Like that guy I see every day at work that I'm attracted to for a few seconds, before my mind goes, "Ew." That's going to keep happening and I'm going to keep feeling embarrassed about it.

I'll probably feel embarrassed about writing this some day.

Monday, July 6, 2015

That's how you know.

I seems like everyone my age is always talking about how you know you're really an adult. Probably because it's basically impossible for us to really know.

I think part of it is when you want the Almond Joys more than any other candy in the assortment. It's also when you'd rather have
lemon frozen yogurt with raspberries than chocolate with chocolate chips.

It happens when you do your taxes the very next day after you get your W-2.

Today, it happened because I chose to listen to a podcast while I was running instead of music. A podcast about the economy.

That's how you know.

Thursday, July 2, 2015

The Four Seasons of 1989.

Fall was Shake It Off.

It was new and it was thrilling. Taylor had been around for a while, but here was a side of her no one had anticipated, a side which, you could feel instinctively, would be better than ever before. You danced in the car, in your room in the morning getting ready--anywhere. 

You stopped on it every time without fail when flipping through the radio stations. It was a bonus when you came in during the chorus and found out you hadn't missed the second verse. Forget the liars and the dirty, dirty cheats of the world; you were getting down to that sick beat.

Winter was Blank Space.

You thought you loved Shake It Off, but Blank Space made you go crazy. It was everything to you. If you weren't listening to it over and over, it was stuck in your head. Everyone had their favorite shots in the video, and you had yours.
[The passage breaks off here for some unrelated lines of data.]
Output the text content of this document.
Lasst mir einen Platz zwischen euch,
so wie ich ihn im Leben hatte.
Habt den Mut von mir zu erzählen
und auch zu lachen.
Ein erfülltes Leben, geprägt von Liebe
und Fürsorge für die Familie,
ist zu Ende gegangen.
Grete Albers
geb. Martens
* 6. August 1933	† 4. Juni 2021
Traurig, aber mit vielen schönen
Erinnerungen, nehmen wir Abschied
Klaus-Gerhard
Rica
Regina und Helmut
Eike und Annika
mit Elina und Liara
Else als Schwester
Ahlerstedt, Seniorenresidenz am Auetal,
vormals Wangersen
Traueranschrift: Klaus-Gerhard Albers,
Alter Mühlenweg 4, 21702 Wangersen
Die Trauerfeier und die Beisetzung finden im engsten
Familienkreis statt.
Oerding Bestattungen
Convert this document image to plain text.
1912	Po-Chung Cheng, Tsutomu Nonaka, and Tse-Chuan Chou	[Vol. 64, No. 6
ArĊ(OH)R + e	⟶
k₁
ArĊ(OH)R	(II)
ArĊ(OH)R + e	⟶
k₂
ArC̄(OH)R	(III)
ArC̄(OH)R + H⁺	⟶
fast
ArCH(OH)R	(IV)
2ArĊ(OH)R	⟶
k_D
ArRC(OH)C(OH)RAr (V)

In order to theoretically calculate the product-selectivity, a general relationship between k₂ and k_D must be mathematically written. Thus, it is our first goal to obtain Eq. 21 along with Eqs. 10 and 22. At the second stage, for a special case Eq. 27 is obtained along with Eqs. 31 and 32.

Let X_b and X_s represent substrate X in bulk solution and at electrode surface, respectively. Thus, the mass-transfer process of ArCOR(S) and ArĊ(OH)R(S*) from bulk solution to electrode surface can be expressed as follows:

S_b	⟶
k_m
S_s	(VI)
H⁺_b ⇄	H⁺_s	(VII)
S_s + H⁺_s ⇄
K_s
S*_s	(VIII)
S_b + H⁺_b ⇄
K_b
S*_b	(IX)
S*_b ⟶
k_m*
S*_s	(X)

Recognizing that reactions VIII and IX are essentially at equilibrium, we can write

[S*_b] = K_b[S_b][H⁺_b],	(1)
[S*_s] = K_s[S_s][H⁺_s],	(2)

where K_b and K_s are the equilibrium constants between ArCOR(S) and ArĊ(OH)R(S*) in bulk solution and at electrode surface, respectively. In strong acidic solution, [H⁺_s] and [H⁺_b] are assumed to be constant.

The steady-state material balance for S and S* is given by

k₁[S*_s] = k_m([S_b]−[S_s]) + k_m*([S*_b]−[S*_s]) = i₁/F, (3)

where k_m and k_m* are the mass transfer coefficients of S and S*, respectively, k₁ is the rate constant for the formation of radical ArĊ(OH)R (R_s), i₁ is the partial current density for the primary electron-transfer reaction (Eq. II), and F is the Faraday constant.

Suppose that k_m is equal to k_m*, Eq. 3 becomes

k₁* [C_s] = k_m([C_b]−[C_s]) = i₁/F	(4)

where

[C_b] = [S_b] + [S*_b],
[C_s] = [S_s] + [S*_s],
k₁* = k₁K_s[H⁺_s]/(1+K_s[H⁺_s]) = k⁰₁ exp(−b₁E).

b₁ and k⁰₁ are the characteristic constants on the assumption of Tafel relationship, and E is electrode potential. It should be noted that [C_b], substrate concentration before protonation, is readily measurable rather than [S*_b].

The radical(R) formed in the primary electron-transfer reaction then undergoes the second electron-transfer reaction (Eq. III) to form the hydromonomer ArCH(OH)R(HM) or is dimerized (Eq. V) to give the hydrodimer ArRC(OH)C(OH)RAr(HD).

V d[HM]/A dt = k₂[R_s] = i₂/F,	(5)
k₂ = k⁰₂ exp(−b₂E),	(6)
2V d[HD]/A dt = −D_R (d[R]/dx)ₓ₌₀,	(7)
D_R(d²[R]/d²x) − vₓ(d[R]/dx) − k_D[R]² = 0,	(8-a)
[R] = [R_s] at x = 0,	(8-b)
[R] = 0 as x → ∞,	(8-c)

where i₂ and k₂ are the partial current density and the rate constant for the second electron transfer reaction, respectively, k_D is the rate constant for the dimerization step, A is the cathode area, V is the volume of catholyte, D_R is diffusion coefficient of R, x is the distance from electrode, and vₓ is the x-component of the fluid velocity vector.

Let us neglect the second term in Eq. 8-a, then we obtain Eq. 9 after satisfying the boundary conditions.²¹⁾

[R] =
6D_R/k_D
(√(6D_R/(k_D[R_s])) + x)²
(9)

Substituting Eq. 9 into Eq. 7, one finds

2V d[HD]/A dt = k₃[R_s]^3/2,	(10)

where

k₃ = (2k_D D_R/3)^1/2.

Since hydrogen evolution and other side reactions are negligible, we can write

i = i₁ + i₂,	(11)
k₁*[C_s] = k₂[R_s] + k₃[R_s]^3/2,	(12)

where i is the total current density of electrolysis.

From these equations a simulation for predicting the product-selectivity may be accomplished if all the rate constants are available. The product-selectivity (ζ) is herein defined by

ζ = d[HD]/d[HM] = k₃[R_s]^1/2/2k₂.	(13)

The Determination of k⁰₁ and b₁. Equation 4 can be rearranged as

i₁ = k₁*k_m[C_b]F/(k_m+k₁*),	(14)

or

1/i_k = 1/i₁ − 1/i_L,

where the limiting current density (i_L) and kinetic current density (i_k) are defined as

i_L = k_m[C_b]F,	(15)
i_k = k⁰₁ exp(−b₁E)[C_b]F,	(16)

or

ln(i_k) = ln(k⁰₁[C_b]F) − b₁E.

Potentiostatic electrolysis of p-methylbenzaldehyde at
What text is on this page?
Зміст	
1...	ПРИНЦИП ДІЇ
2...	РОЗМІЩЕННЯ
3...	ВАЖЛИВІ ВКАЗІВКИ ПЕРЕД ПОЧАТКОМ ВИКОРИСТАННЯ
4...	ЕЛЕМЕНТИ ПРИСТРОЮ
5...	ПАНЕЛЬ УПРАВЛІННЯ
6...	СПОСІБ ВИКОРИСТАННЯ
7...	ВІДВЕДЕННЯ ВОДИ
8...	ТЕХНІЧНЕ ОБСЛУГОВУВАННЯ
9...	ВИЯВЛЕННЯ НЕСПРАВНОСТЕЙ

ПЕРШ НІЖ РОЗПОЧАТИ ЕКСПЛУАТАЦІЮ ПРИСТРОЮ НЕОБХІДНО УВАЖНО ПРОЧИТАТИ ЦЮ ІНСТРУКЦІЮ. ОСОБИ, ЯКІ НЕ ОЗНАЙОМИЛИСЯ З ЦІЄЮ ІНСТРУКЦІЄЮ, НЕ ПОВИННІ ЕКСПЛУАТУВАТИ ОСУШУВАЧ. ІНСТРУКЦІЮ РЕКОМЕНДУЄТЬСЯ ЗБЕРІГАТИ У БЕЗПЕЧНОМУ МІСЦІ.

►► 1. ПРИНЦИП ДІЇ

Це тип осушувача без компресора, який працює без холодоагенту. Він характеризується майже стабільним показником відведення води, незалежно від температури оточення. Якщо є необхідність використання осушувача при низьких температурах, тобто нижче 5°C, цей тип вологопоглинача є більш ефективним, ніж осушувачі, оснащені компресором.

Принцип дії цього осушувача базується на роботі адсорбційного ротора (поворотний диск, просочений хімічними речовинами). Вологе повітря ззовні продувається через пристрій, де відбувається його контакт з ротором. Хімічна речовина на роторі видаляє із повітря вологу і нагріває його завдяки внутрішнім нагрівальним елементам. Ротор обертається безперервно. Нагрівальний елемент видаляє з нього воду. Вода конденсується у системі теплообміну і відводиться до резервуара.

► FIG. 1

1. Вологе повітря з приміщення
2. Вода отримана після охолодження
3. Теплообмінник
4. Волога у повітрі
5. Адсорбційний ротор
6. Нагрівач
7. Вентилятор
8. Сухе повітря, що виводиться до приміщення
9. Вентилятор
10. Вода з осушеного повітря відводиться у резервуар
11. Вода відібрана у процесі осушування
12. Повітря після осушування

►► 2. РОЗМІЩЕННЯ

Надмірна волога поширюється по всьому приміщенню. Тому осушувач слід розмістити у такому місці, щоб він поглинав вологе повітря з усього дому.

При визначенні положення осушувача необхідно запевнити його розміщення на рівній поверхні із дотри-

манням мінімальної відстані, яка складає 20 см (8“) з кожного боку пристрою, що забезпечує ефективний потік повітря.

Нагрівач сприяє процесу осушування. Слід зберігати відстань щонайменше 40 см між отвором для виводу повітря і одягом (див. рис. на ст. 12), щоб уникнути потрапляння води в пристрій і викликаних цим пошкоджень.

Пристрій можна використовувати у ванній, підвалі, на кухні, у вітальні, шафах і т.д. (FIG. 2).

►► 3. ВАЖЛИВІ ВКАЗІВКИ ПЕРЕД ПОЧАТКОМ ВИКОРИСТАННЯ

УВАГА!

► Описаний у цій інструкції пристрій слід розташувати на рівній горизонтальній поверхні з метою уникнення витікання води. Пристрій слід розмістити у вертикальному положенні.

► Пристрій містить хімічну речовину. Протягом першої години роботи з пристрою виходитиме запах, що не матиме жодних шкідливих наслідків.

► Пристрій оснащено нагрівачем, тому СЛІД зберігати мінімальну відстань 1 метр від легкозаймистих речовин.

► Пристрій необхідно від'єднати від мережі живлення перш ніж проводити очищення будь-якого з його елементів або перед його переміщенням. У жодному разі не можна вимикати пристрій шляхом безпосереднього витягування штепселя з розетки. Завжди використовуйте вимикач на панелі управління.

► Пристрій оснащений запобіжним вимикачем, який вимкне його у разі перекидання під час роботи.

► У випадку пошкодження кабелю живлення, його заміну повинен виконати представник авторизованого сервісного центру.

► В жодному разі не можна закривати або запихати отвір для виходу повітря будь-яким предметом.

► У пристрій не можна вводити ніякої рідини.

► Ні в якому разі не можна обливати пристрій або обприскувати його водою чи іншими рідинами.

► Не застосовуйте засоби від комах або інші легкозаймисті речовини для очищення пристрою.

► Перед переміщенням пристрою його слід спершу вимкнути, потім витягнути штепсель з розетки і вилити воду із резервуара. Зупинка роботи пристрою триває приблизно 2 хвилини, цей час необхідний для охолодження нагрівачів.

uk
You stopped on it every time without fail when flipping through the radio stations. Tired drives home from school were suddenly energized. You were young and restless and took it way too far. It left you breathless, and you couldn't imagine any nasty scar.

Spring was Style.

That's when things went wrong. What happened, Taylor? You didn't like what she was saying or how she was saying it. Suddenly, the rhymes didn't seem all that clever. Most of the time, you pretended like Style had never happened, and you were quite happy.

But the radio gods had it out for you. Somehow, when you were flipping through the radio stations, you always managed to hear it from that tell-tale beginning. You changed the channel immediately. But sometimes you didn't. Because if you ignored part of what you were feeling, truth is you still liked it. When you'd go crashing down, you'd come back every time, after all.

And summer was Bad Blood.

Taylor's chance to turn things around. At first you thought she couldn't. It was, after all, all it had ever been: a lot more stupid rhymes, hidden in a catchy tune. But what a catchy tune. You found yourself saying, "Guys, I like it." Sometimes it seemed clear that she had made it up to you.

It came up on the radio more than ever. Half the time you changed it, half the time you stayed. And when you stayed, you turned it up loud and angry and sang loud and angry. Every time, for certain, you found yourself wishing you could go back--back to Shake It Off, back to Blank Space, even back to Style. Maybe even back to life before 1989. But if you live like that, you live with ghosts.